Richard Gouraige

No. 76 – St. Louis Battlehawks
- Position: Offensive tackle
- Roster status: Active

Personal information
- Born: October 15, 1998 (age 27) Tampa, Florida, U.S.
- Listed height: 6 ft 5 in (1.96 m)
- Listed weight: 308 lb (140 kg)

Career information
- High school: Cambridge Christian (Tampa)
- College: Florida (2018–2022)
- NFL draft: 2023: undrafted

Career history
- Buffalo Bills (2023–2025); St. Louis Battlehawks (2026–present);

Career NFL statistics as of 2024
- Games played: 1
- Stats at Pro Football Reference

= Richard Gouraige =

American football player (born 1998)

Richard Gouraige (born October 15, 1998) is an American professional football offensive tackle for the St. Louis Battlehawks of the United Football League (UFL). He played college football for the Florida Gators.

== Early life ==
Gouraige grew up in Tampa, Florida and attended Cambridge Christian School where he lettered in football and basketball. He was rated a four-star recruit and committed to play college football at Florida over offers from Ole Miss, Clemson, North Carolina, Florida State and Alabama.

== College career ==
During Gouraige's true freshman season in 2018, he only appeared in two games and earned a redshirt. During the 2019 season, he appeared in 12 games and started five of them at left guard and made the record for the 16th passing offense in the country by blocking for an offense in 6.5 yards per play. During the 2020 season, he appeared and started in all 12 games. He finished the season by helping the Gators achieve the record of passing yards per game with 378.6 yards, ranking eighth nationally with 7.28 yards per play and ninth with 509.8 yards per game. During the 2021 season, he started 12 games at left tackle and finished the season by helping the offense stay in the top 16 offense, blocking for 717 total yards during a game against Samford which made this the second in program history and third most by a team that season. During the 2022 season, he played and started all 13 games at left tackle and finished the season with 1.3 sacks per game.

== Professional career ==

Pre-draft measurables
| Height | Weight | Arm length | Hand span | Wingspan | 40-yard dash | 10-yard split | 20-yard split | 20-yard shuttle | Three-cone drill | Vertical jump | Broad jump | Bench press |
| 6 ft 5 in (1.96 m) | 306 lb (139 kg) | 34 in (0.86 m) | 10 in (0.25 m) | 6 ft 9+1⁄8 in (2.06 m) | 5.41 s | 1.90 s | 3.15 s | 4.90 s | 8.00 s | 22.5 in (0.57 m) | 8 ft 1 in (2.46 m) | 24 reps |
All values from NFL Combine/Pro Day

=== Buffalo Bills ===
On April 29, 2023, Gouraige was signed to the Buffalo Bills as an undrafted free agent after going unselected in the 2023 NFL draft. He signed a reserve/future contract with Buffalo on January 22, 2024.

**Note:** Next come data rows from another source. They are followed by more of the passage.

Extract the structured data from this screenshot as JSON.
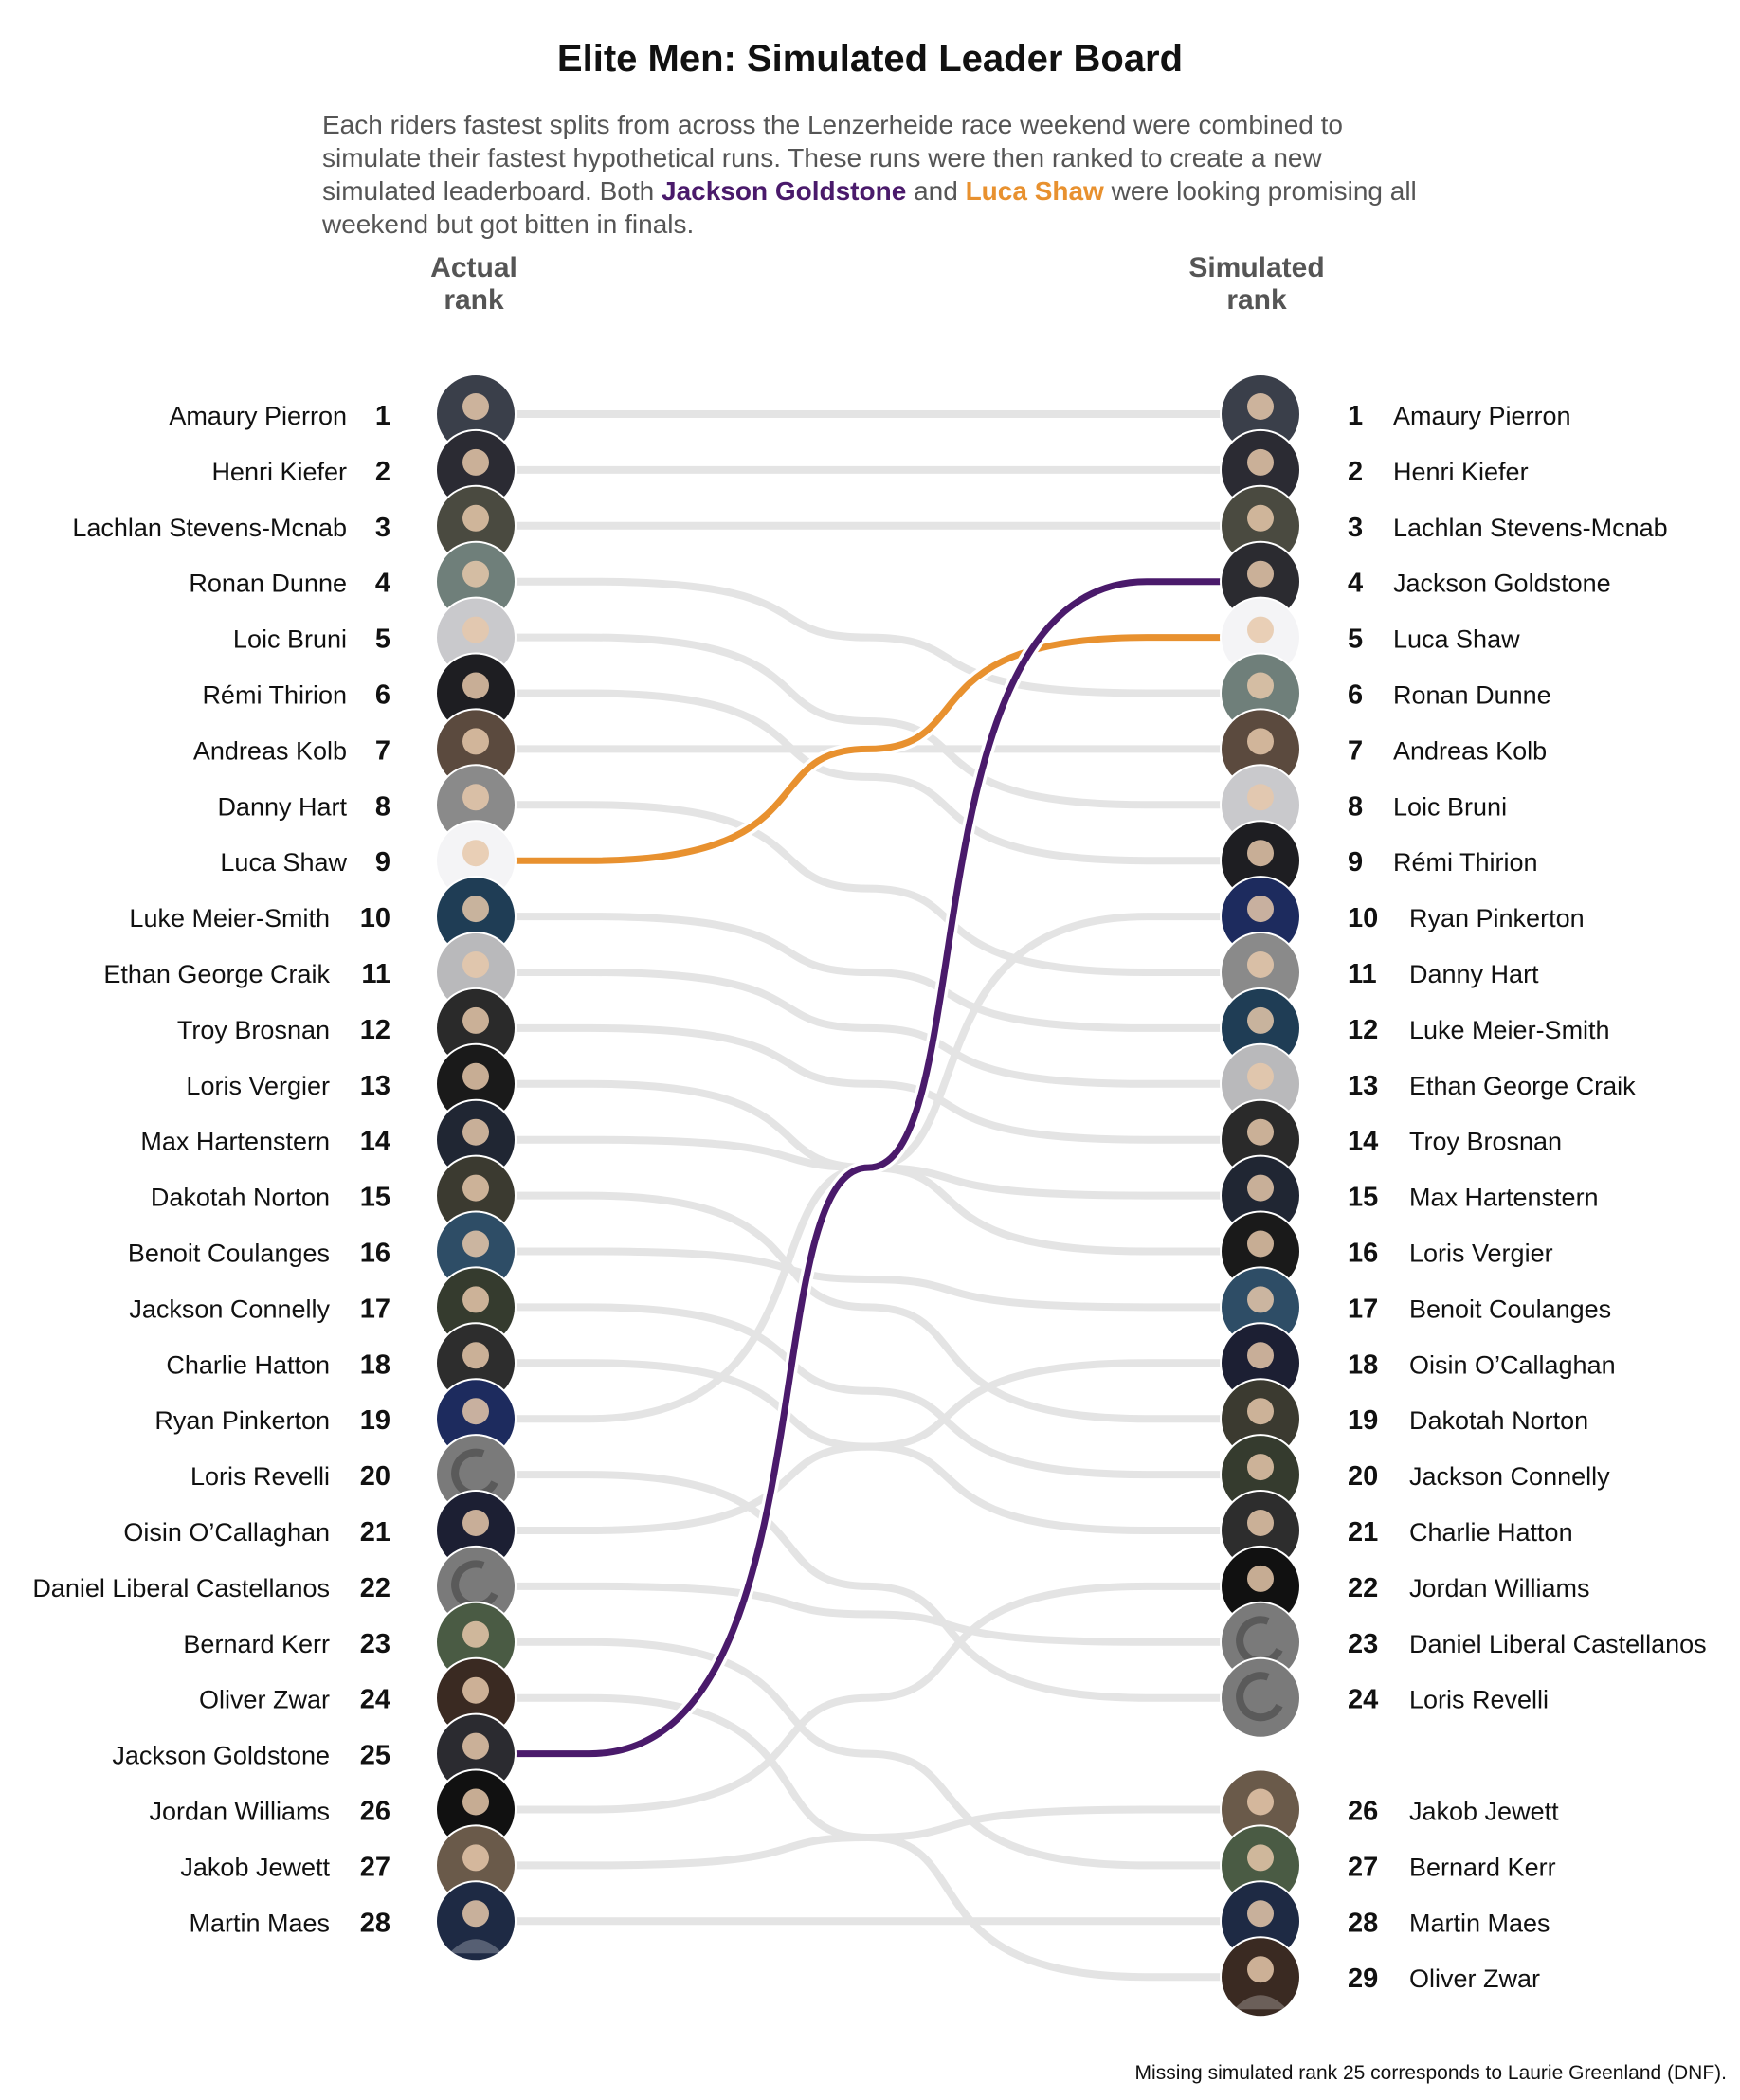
{
  "title": "Elite Men: Simulated Leader Board",
  "subtitle": {
    "part1": "Each riders fastest splits from across the Lenzerheide race weekend were combined to simulate their fastest hypothetical runs. These runs were then ranked to create a new simulated leaderboard. Both ",
    "highlight1": "Jackson Goldstone",
    "part2": " and ",
    "highlight2": "Luca Shaw",
    "part3": " were looking promising all weekend but got bitten in finals."
  },
  "headers": {
    "actual_line1": "Actual",
    "actual_line2": "rank",
    "simulated_line1": "Simulated",
    "simulated_line2": "rank"
  },
  "footnote": "Missing simulated rank 25 corresponds to Laurie Greenland (DNF).",
  "colors": {
    "line": "#e4e4e4",
    "jackson_goldstone": "#4a1a6b",
    "luca_shaw": "#e8912f",
    "text": "#111111",
    "header": "#555555"
  },
  "chart_data": {
    "type": "slope",
    "left_axis_label": "Actual rank",
    "right_axis_label": "Simulated rank",
    "highlighted": [
      "Jackson Goldstone",
      "Luca Shaw"
    ],
    "riders": [
      {
        "name": "Amaury Pierron",
        "actual": 1,
        "simulated": 1
      },
      {
        "name": "Henri Kiefer",
        "actual": 2,
        "simulated": 2
      },
      {
        "name": "Lachlan Stevens-Mcnab",
        "actual": 3,
        "simulated": 3
      },
      {
        "name": "Ronan Dunne",
        "actual": 4,
        "simulated": 6
      },
      {
        "name": "Loic Bruni",
        "actual": 5,
        "simulated": 8
      },
      {
        "name": "Rémi Thirion",
        "actual": 6,
        "simulated": 9
      },
      {
        "name": "Andreas Kolb",
        "actual": 7,
        "simulated": 7
      },
      {
        "name": "Danny Hart",
        "actual": 8,
        "simulated": 11
      },
      {
        "name": "Luca Shaw",
        "actual": 9,
        "simulated": 5
      },
      {
        "name": "Luke Meier-Smith",
        "actual": 10,
        "simulated": 12
      },
      {
        "name": "Ethan George Craik",
        "actual": 11,
        "simulated": 13
      },
      {
        "name": "Troy Brosnan",
        "actual": 12,
        "simulated": 14
      },
      {
        "name": "Loris Vergier",
        "actual": 13,
        "simulated": 16
      },
      {
        "name": "Max Hartenstern",
        "actual": 14,
        "simulated": 15
      },
      {
        "name": "Dakotah Norton",
        "actual": 15,
        "simulated": 19
      },
      {
        "name": "Benoit Coulanges",
        "actual": 16,
        "simulated": 17
      },
      {
        "name": "Jackson Connelly",
        "actual": 17,
        "simulated": 20
      },
      {
        "name": "Charlie Hatton",
        "actual": 18,
        "simulated": 21
      },
      {
        "name": "Ryan Pinkerton",
        "actual": 19,
        "simulated": 10
      },
      {
        "name": "Loris Revelli",
        "actual": 20,
        "simulated": 24
      },
      {
        "name": "Oisin O’Callaghan",
        "actual": 21,
        "simulated": 18
      },
      {
        "name": "Daniel Liberal Castellanos",
        "actual": 22,
        "simulated": 23
      },
      {
        "name": "Bernard Kerr",
        "actual": 23,
        "simulated": 27
      },
      {
        "name": "Oliver Zwar",
        "actual": 24,
        "simulated": 29
      },
      {
        "name": "Jackson Goldstone",
        "actual": 25,
        "simulated": 4
      },
      {
        "name": "Jordan Williams",
        "actual": 26,
        "simulated": 22
      },
      {
        "name": "Jakob Jewett",
        "actual": 27,
        "simulated": 26
      },
      {
        "name": "Martin Maes",
        "actual": 28,
        "simulated": 28
      }
    ]
  }
}
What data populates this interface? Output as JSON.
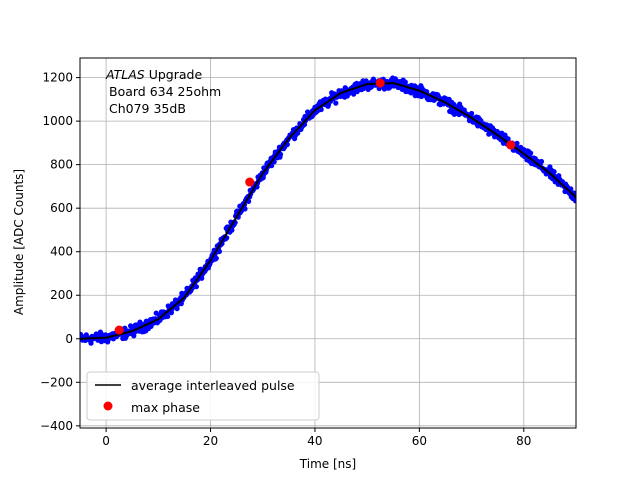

On August 27, 2024, Gouraige was released by the Bills as part of final roster cuts, and re-signed to the practice squad.

Gouraige was elevated from the practice squad to the active roster for the November 17, 2024 game against the Kansas City Chiefs. He signed a reserve/future contract on January 28, 2025.

On August 26, 2025, Gouraige was released by the Bills as part of final roster cuts. He was re-signed to the practice squad on December 24. Gouraige was released by Buffalo on January 6, 2026.

=== St. Louis Battlehawks ===
On January 14, 2026, Gouraige was selected by the St. Louis Battlehawks of the United Football League (UFL).